Faster Gradient-Free Algorithms for Nonsmooth Nonconvex Stochastic Optimization
Lesi Chen, Jing Xu, Luo Luo
TL;DR
The paper tackles nonsmooth, nonconvex stochastic optimization using zeroth-order information and Goldstein stationarity. It introduces GFM$^+$, a gradient-free method that employs randomized smoothing and a variance-reduced recursive gradient estimator to achieve improved complexity: $\mathcal{O}\big(L^{3} d^{3/2}/\epsilon^{3} + \Delta L^{2} d^{3/2}/(\delta \epsilon^{3})\big)$ calls to the zeroth-order oracle for finding a $(\delta,\epsilon)$-Goldstein stationary point. The approach also extends to convex settings with warm-start variants (WS-GFM$^+$, WS-GFM), delivering favorable complexity bounds that leverage initialization to reduce dependence on $\Delta$ and the distance to the optimum. Empirical results on nonconvex penalized SVM and black-box CNN attacks corroborate the theoretical gains, showing faster convergence and higher attack success rates at comparable zeroth-order budgets. Overall, the work advances gradient-free nonsmooth stochastic optimization by matching or improving first-order rates up to a dimensional factor and clarifying the role of smoothing and variance reduction in zeroth-order settings.
Abstract
We consider the optimization problem of the form $\min_{x \in \mathbb{R}^d} f(x) \triangleq \mathbb{E}_ξ [F(x; ξ)]$, where the component $F(x;ξ)$ is $L$-mean-squared Lipschitz but possibly nonconvex and nonsmooth.
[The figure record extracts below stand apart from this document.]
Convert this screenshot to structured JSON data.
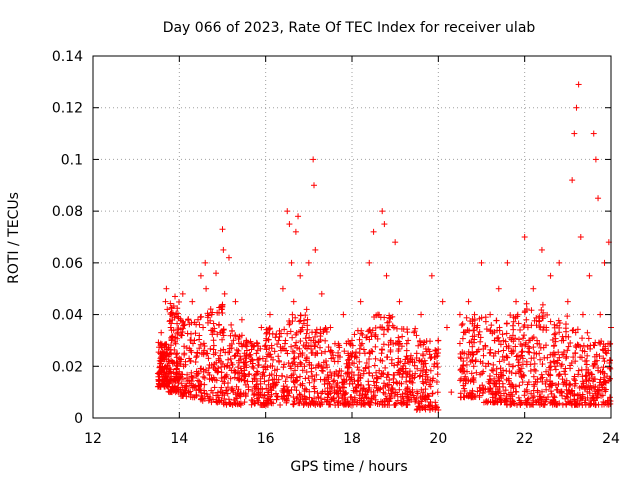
{
  "chart_data": {
    "type": "scatter",
    "title": "Day 066 of 2023, Rate Of TEC Index for receiver ulab",
    "xlabel": "GPS time / hours",
    "ylabel": "ROTI / TECUs",
    "xlim": [
      12,
      24
    ],
    "ylim": [
      0,
      0.14
    ],
    "x_ticks": [
      12,
      14,
      16,
      18,
      20,
      22,
      24
    ],
    "x_tick_labels": [
      "12",
      "14",
      "16",
      "18",
      "20",
      "22",
      "24"
    ],
    "y_ticks": [
      0,
      0.02,
      0.04,
      0.06,
      0.08,
      0.1,
      0.12,
      0.14
    ],
    "y_tick_labels": [
      "0",
      "0.02",
      "0.04",
      "0.06",
      "0.08",
      "0.1",
      "0.12",
      "0.14"
    ],
    "grid": true,
    "legend": "none",
    "marker": "+",
    "color": "#ff0000",
    "series": [
      {
        "points": [
          [
            13.55,
            0.012
          ],
          [
            13.55,
            0.02
          ],
          [
            13.56,
            0.025
          ],
          [
            13.58,
            0.033
          ],
          [
            13.6,
            0.018
          ],
          [
            13.62,
            0.015
          ],
          [
            13.65,
            0.028
          ],
          [
            13.68,
            0.045
          ],
          [
            13.7,
            0.05
          ],
          [
            13.72,
            0.042
          ],
          [
            13.75,
            0.022
          ],
          [
            13.78,
            0.018
          ],
          [
            13.8,
            0.035
          ],
          [
            13.82,
            0.03
          ],
          [
            13.85,
            0.012
          ],
          [
            13.9,
            0.047
          ],
          [
            13.92,
            0.04
          ],
          [
            13.95,
            0.025
          ],
          [
            14.0,
            0.015
          ],
          [
            14.05,
            0.032
          ],
          [
            14.08,
            0.048
          ],
          [
            14.1,
            0.02
          ],
          [
            14.15,
            0.01
          ],
          [
            14.2,
            0.038
          ],
          [
            14.25,
            0.022
          ],
          [
            14.3,
            0.045
          ],
          [
            14.35,
            0.03
          ],
          [
            14.4,
            0.018
          ],
          [
            14.45,
            0.012
          ],
          [
            14.5,
            0.055
          ],
          [
            14.55,
            0.035
          ],
          [
            14.6,
            0.06
          ],
          [
            14.62,
            0.05
          ],
          [
            14.65,
            0.025
          ],
          [
            14.7,
            0.015
          ],
          [
            14.75,
            0.04
          ],
          [
            14.8,
            0.028
          ],
          [
            14.85,
            0.056
          ],
          [
            14.9,
            0.018
          ],
          [
            14.95,
            0.033
          ],
          [
            15.0,
            0.073
          ],
          [
            15.02,
            0.065
          ],
          [
            15.05,
            0.048
          ],
          [
            15.1,
            0.02
          ],
          [
            15.15,
            0.062
          ],
          [
            15.2,
            0.036
          ],
          [
            15.25,
            0.01
          ],
          [
            15.3,
            0.045
          ],
          [
            15.35,
            0.025
          ],
          [
            15.4,
            0.015
          ],
          [
            15.45,
            0.038
          ],
          [
            15.5,
            0.02
          ],
          [
            15.55,
            0.03
          ],
          [
            15.6,
            0.012
          ],
          [
            15.7,
            0.028
          ],
          [
            15.8,
            0.018
          ],
          [
            15.9,
            0.035
          ],
          [
            16.0,
            0.022
          ],
          [
            16.1,
            0.04
          ],
          [
            16.2,
            0.015
          ],
          [
            16.3,
            0.03
          ],
          [
            16.4,
            0.05
          ],
          [
            16.5,
            0.08
          ],
          [
            16.55,
            0.075
          ],
          [
            16.6,
            0.06
          ],
          [
            16.65,
            0.045
          ],
          [
            16.7,
            0.072
          ],
          [
            16.75,
            0.078
          ],
          [
            16.8,
            0.055
          ],
          [
            16.85,
            0.035
          ],
          [
            16.9,
            0.02
          ],
          [
            16.95,
            0.042
          ],
          [
            17.0,
            0.06
          ],
          [
            17.05,
            0.03
          ],
          [
            17.1,
            0.1
          ],
          [
            17.12,
            0.09
          ],
          [
            17.15,
            0.065
          ],
          [
            17.2,
            0.025
          ],
          [
            17.3,
            0.048
          ],
          [
            17.4,
            0.015
          ],
          [
            17.5,
            0.035
          ],
          [
            17.6,
            0.01
          ],
          [
            17.7,
            0.028
          ],
          [
            17.8,
            0.04
          ],
          [
            17.9,
            0.02
          ],
          [
            18.0,
            0.03
          ],
          [
            18.1,
            0.012
          ],
          [
            18.2,
            0.045
          ],
          [
            18.3,
            0.025
          ],
          [
            18.4,
            0.06
          ],
          [
            18.5,
            0.072
          ],
          [
            18.6,
            0.04
          ],
          [
            18.7,
            0.08
          ],
          [
            18.75,
            0.075
          ],
          [
            18.8,
            0.055
          ],
          [
            18.9,
            0.03
          ],
          [
            19.0,
            0.068
          ],
          [
            19.1,
            0.045
          ],
          [
            19.2,
            0.018
          ],
          [
            19.3,
            0.03
          ],
          [
            19.4,
            0.01
          ],
          [
            19.5,
            0.025
          ],
          [
            19.6,
            0.04
          ],
          [
            19.7,
            0.015
          ],
          [
            19.8,
            0.005
          ],
          [
            19.85,
            0.055
          ],
          [
            19.9,
            0.02
          ],
          [
            20.0,
            0.03
          ],
          [
            20.1,
            0.045
          ],
          [
            20.2,
            0.035
          ],
          [
            20.3,
            0.01
          ],
          [
            20.5,
            0.04
          ],
          [
            20.6,
            0.025
          ],
          [
            20.7,
            0.045
          ],
          [
            20.8,
            0.015
          ],
          [
            20.9,
            0.035
          ],
          [
            21.0,
            0.06
          ],
          [
            21.1,
            0.02
          ],
          [
            21.2,
            0.04
          ],
          [
            21.3,
            0.03
          ],
          [
            21.4,
            0.05
          ],
          [
            21.5,
            0.012
          ],
          [
            21.6,
            0.06
          ],
          [
            21.7,
            0.025
          ],
          [
            21.8,
            0.045
          ],
          [
            21.9,
            0.018
          ],
          [
            22.0,
            0.07
          ],
          [
            22.1,
            0.03
          ],
          [
            22.2,
            0.05
          ],
          [
            22.3,
            0.015
          ],
          [
            22.4,
            0.065
          ],
          [
            22.5,
            0.035
          ],
          [
            22.6,
            0.055
          ],
          [
            22.7,
            0.02
          ],
          [
            22.8,
            0.06
          ],
          [
            22.9,
            0.03
          ],
          [
            23.0,
            0.045
          ],
          [
            23.1,
            0.092
          ],
          [
            23.15,
            0.11
          ],
          [
            23.2,
            0.12
          ],
          [
            23.25,
            0.129
          ],
          [
            23.3,
            0.07
          ],
          [
            23.35,
            0.04
          ],
          [
            23.4,
            0.022
          ],
          [
            23.5,
            0.055
          ],
          [
            23.6,
            0.11
          ],
          [
            23.65,
            0.1
          ],
          [
            23.7,
            0.085
          ],
          [
            23.75,
            0.04
          ],
          [
            23.8,
            0.018
          ],
          [
            23.85,
            0.06
          ],
          [
            23.9,
            0.025
          ],
          [
            23.95,
            0.068
          ],
          [
            24.0,
            0.035
          ]
        ]
      }
    ],
    "clusters": [
      {
        "x": [
          13.5,
          13.75
        ],
        "y_base": 0.012,
        "y_top": 0.03
      },
      {
        "x": [
          13.75,
          14.0
        ],
        "y_base": 0.01,
        "y_top": 0.045
      },
      {
        "x": [
          14.0,
          14.5
        ],
        "y_base": 0.008,
        "y_top": 0.04
      },
      {
        "x": [
          14.5,
          15.0
        ],
        "y_base": 0.006,
        "y_top": 0.045
      },
      {
        "x": [
          15.0,
          15.5
        ],
        "y_base": 0.005,
        "y_top": 0.035
      },
      {
        "x": [
          15.5,
          16.0
        ],
        "y_base": 0.005,
        "y_top": 0.03
      },
      {
        "x": [
          16.0,
          16.5
        ],
        "y_base": 0.005,
        "y_top": 0.035
      },
      {
        "x": [
          16.5,
          17.0
        ],
        "y_base": 0.005,
        "y_top": 0.04
      },
      {
        "x": [
          17.0,
          17.5
        ],
        "y_base": 0.005,
        "y_top": 0.035
      },
      {
        "x": [
          17.5,
          18.0
        ],
        "y_base": 0.005,
        "y_top": 0.03
      },
      {
        "x": [
          18.0,
          18.5
        ],
        "y_base": 0.005,
        "y_top": 0.035
      },
      {
        "x": [
          18.5,
          19.0
        ],
        "y_base": 0.005,
        "y_top": 0.04
      },
      {
        "x": [
          19.0,
          19.5
        ],
        "y_base": 0.005,
        "y_top": 0.035
      },
      {
        "x": [
          19.5,
          20.0
        ],
        "y_base": 0.003,
        "y_top": 0.03
      },
      {
        "x": [
          20.5,
          21.0
        ],
        "y_base": 0.008,
        "y_top": 0.04
      },
      {
        "x": [
          21.0,
          21.5
        ],
        "y_base": 0.006,
        "y_top": 0.04
      },
      {
        "x": [
          21.5,
          22.0
        ],
        "y_base": 0.005,
        "y_top": 0.04
      },
      {
        "x": [
          22.0,
          22.5
        ],
        "y_base": 0.005,
        "y_top": 0.045
      },
      {
        "x": [
          22.5,
          23.0
        ],
        "y_base": 0.005,
        "y_top": 0.04
      },
      {
        "x": [
          23.0,
          23.5
        ],
        "y_base": 0.005,
        "y_top": 0.035
      },
      {
        "x": [
          23.5,
          24.0
        ],
        "y_base": 0.005,
        "y_top": 0.03
      }
    ]
  }
}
The recently proposed gradient-free method requires at most $\mathcal{O}( L^4 d^{3/2} ε^{-4} + ΔL^3 d^{3/2} δ^{-1} ε^{-4})$ stochastic zeroth-order oracle complexity to find a $(δ,ε)$-Goldstein stationary point of objective function, where $Δ= f(x_0) - \inf_{x \in \mathbb{R}^d} f(x)$ and $x_0$ is the initial point of the algorithm. This paper proposes a more efficient algorithm using stochastic recursive gradient estimators, which improves the complexity to $\mathcal{O}(L^3 d^{3/2} ε^{-3}+ ΔL^2 d^{3/2} δ^{-1} ε^{-3})$.